On this day in front of more than 90,000 fans, Hubert Shaw of the US team hit a first inning inside the park home run. This hit is significant as the hit of the day because it was accomplished in the controversial 1936 Olympics in Berlin, Germany.

Shaw was a collegiate first baseman from remote Bowdin College in Maine. He did not play in either the minors or majors, so this game was Bill Shaw’s fifteen minutes of baseball and Olympic fame.

The game was a novelty to the Olympic Games and to the German audience with the announcers giving both play by play and descriptions in German.  The Official program of the games described baseball as “…the almost unknown sport of baseball.” To help the fans understand the game basic rules were outlined in the game program and a running commentary heard through the stadium. One player remarked later.

 “Then there was an announcement in German that . . . hitting a home run was a big deal. So, everybody cheered.”

The official program also contains excerpts of the rules of play for baseball which must have been written by someone who has never seen a baseball game. Below is how a strike out is described in the XIth Olympic Games Berlin, 1936 Official Report, Volume II:

The player who is to bat takes his place at the side of the “home plate” and attempts to hit the balls thrown across the plate by the opposing pitcher. He is given three trials and should he fail to hit the ball he is “out” and the next player follows at bat.

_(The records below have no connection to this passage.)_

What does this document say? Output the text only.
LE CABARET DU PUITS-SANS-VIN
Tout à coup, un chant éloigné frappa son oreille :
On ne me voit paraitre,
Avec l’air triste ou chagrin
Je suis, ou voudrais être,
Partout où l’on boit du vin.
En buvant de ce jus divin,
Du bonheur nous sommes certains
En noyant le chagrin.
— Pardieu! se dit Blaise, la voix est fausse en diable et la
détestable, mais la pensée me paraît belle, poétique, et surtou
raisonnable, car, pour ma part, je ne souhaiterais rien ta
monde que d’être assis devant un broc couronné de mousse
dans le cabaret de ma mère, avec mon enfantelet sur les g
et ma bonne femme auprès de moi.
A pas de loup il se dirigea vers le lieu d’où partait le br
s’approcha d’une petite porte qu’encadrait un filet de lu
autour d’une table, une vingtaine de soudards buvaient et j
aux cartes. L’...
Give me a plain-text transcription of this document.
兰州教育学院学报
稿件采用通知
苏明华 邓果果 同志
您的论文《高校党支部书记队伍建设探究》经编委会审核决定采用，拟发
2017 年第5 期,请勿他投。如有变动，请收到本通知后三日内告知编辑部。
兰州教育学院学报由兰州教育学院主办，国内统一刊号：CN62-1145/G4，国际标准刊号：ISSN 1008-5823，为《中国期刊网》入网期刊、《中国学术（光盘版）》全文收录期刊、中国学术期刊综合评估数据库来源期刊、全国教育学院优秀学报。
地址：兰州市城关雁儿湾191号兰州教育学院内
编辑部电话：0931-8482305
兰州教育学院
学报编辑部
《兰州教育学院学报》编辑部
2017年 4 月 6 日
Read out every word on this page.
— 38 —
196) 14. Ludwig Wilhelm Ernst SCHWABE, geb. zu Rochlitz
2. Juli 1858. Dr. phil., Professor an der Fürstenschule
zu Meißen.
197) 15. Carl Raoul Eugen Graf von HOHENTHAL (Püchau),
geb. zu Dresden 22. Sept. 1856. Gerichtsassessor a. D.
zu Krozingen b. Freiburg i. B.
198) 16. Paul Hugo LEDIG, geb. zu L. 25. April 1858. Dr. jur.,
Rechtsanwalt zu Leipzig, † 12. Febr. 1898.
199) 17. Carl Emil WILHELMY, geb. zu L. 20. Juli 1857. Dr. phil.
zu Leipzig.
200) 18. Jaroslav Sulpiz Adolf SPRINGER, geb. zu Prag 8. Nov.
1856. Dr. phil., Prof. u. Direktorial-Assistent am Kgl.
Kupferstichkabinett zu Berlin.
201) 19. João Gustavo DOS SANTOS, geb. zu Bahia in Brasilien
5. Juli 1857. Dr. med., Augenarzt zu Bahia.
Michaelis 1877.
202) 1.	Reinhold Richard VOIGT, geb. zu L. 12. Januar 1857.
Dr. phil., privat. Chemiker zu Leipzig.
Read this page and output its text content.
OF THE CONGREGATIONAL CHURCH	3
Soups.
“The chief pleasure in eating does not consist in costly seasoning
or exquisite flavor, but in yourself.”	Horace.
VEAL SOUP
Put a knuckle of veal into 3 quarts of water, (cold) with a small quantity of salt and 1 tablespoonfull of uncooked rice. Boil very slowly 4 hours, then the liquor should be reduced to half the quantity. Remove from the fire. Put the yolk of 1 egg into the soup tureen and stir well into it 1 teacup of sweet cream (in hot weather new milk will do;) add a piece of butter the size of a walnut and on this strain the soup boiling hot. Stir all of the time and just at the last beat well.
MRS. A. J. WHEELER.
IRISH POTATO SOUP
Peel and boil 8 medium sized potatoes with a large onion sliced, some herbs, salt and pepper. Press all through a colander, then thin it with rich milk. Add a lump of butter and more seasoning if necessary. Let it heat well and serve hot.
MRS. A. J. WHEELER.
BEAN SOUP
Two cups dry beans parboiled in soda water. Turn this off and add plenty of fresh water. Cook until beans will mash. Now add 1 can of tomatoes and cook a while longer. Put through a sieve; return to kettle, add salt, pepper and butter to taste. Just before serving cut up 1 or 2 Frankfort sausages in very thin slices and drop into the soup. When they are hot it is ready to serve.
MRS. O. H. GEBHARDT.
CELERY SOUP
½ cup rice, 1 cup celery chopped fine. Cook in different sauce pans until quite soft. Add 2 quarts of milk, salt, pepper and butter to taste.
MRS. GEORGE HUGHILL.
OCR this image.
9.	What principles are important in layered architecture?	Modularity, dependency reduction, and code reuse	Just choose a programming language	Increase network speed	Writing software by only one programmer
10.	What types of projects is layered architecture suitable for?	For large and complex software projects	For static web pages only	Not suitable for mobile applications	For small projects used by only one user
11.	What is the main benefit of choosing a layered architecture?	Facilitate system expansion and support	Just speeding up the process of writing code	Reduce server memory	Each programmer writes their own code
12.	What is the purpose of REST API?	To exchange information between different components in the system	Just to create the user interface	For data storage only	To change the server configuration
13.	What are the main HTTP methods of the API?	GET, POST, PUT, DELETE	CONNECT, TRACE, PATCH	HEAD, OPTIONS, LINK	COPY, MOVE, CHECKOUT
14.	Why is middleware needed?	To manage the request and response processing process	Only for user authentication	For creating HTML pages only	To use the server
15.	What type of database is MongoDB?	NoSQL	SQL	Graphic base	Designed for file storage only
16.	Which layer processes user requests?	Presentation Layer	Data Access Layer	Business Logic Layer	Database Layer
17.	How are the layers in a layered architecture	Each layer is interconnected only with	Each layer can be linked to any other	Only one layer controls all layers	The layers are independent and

The Olympic stadium venue was the site of the make-shift field laid out inside the track made famous by Jessie Owens. There was no pitching mound and the infield was all grass. The game was also played at night. The official German record stated that the field was illuminated brightly, while the American report noted that the field was so poorly light that pitchers slowed down their offerings to batting practice speed.

The game was a seven inning exhibition with two teams; “US Olympics,” and the “world Champions.” In fact both teams were Americans who were selected in an open tryout in Baltimore Maryland. While the Babe endorsed the tryouts as a means of generating excitement, the participation in the US Olympic Baseball Exhibition team was contingent on the players footing their own travel expenses of 500 dollars.

The official line score is as follows from Baseball-reference.com:

Team 1 2 3 4 5 6 7 R H E
U. S. Olympics 2 0 0 1 1 0 1 5 11 6
World Champions 1 0 0 1 0 3 1 6 9 0

 

The following web sites offer a more complete description of these controversial games, and the plight of US Olympic baseball history:  “Baseball Revisited.com; “Baseball in the 1936 Olympics” posted by Kevin Graham on July 28, 2012, the US Holocost Museum, and Cava, Pete (Summer 1992). “Baseball in the Olympics”. Citius, Altius, Fortius 1 (1): 7–15.  Cava cites M. E. Travaglini’s fascinating account (“Olympic Baseball 1936: Was es Das?,” The National Pastime, Winter 1985). Baseball-reference.com has a few pages dedicated to the team and its manager, Lesile Mann.